Beginning in the 2014-15 school year, all grains and bread in school meal programs must be “whole grain-rich,” meaning that they contain at least 50% whole grain meal and/or flour. These requirements also reflected the 2010 Dietary Guidelines for Americans, which recommended making whole grains at least half of all grains consumed.

Many types of pasta, including those available through U.S.D.A. Foods, meet the whole grain-rich criteria. However, during the 2013-14 school year, the U.S.D.A. was advised by some schools that certain whole grain-rich pastas raised a challenge for school menus. Some of the available products, such as lasagna and elbow noodles, degraded easily during preparation and service and were difficult to use in larger-scale cooking operations. Additional consultations with both schools and pasta industry experts confirmed this challenge.

Whole grain-rich pastas made from blends of whole grain and enriched flours maintain better consistency, but these products are still emerging in the marketplace. So, the U.S.D.A. recognized that U.S.D.A. Foods and industry may need additional time to develop a range of acceptable whole grain-rich pastas. As a result, the U.S.D.A. will offer flexibility in this area for those districts serving menu items with whole grain-rich pastas that do not hold together well.

School districts that wish to take advantage of the two-year flexibility must obtain approval from their state agency by demonstrating that they experienced significant challenges in preparing and serving whole grain-rich pasta products in their schools. This is a temporary flexibility intended to provide additional time for the development of acceptable whole grain products that meet U.S.D.A.'s science-based standards.

The U.S.D.A. said it is committed to working in partnership with food manufacturers as they continue their efforts to expand the selection of appealing whole grain-rich pastas available to schools. The U.S.D.A.’s Food and Nutrition Service also will continue to assist state agencies and school districts by developing technical resources to assist schools with preparation methods for whole grain-rich pasta.

The May 20 announcement followed other flexibilities the U.S.D.A. has implemented based on advices from schools regarding legitimate challenges in implementing updated school nutrition standards. Earlier this year, the U.S.D.A. made permanent additional flexibility around the portion sizes for grains and meats/meat alternates. The department also has provided flexibility by phasing in the standards gradually over time rather than requiring immediate compliance. For example, requirements for the breakfast program were phased in over a period of three years. The U.S.D.A. pointed out it has continued to provide schools across the country with grants and technical support to help implement the nutrition standards.

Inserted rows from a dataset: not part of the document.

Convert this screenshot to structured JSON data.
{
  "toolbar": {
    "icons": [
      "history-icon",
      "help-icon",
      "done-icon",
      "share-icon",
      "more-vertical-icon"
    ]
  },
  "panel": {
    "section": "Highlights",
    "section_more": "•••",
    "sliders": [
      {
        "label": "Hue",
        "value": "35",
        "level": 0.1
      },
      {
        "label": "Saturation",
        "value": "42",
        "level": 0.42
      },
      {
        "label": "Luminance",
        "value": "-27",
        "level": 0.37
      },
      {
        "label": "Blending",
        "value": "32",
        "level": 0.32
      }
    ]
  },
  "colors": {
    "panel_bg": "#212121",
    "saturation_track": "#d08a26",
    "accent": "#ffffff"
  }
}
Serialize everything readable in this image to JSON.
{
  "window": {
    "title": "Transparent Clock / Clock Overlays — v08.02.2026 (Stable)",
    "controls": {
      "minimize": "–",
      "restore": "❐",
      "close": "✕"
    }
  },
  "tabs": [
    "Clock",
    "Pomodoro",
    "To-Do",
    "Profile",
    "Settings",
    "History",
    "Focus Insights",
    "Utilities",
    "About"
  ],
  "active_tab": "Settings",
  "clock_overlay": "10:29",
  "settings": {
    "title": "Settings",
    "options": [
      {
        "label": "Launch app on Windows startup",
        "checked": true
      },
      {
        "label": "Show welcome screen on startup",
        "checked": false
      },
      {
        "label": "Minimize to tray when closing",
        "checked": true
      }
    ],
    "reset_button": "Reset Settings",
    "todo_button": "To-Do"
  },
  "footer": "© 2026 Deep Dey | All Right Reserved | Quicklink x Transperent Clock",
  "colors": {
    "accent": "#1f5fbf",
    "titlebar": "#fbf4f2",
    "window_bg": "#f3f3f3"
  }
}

More than 90% of schools report they are successfully meeting the updated nutrition standards, the U.S.D.A said.

“I applaud the U.S.D.A.’s decision to provide flexibility for schools on whole grains,” said Senator Debbie Stabenow of Michigan, chairwoman of the Senate Committee on Agriculture, Nutrition and Forestry. “This is an important step in continuing to help schools provide children with healthy and nutritious meals. Although the vast majority of schools are making great strides in serving healthy meals that kids enjoy, schools in Michigan and throughout the country are still struggling to serve some whole grain items like pasta. I have raised these concerns with the secretary, and I am pleased to see the U.S.D.A. is committed to making these standards work. Like the modification to meat and grain maximums, the change to whole grains shows that we can work together to address these issues when they arise without rolling back important steps we have taken to improve the foods kids eat throughout the school day.”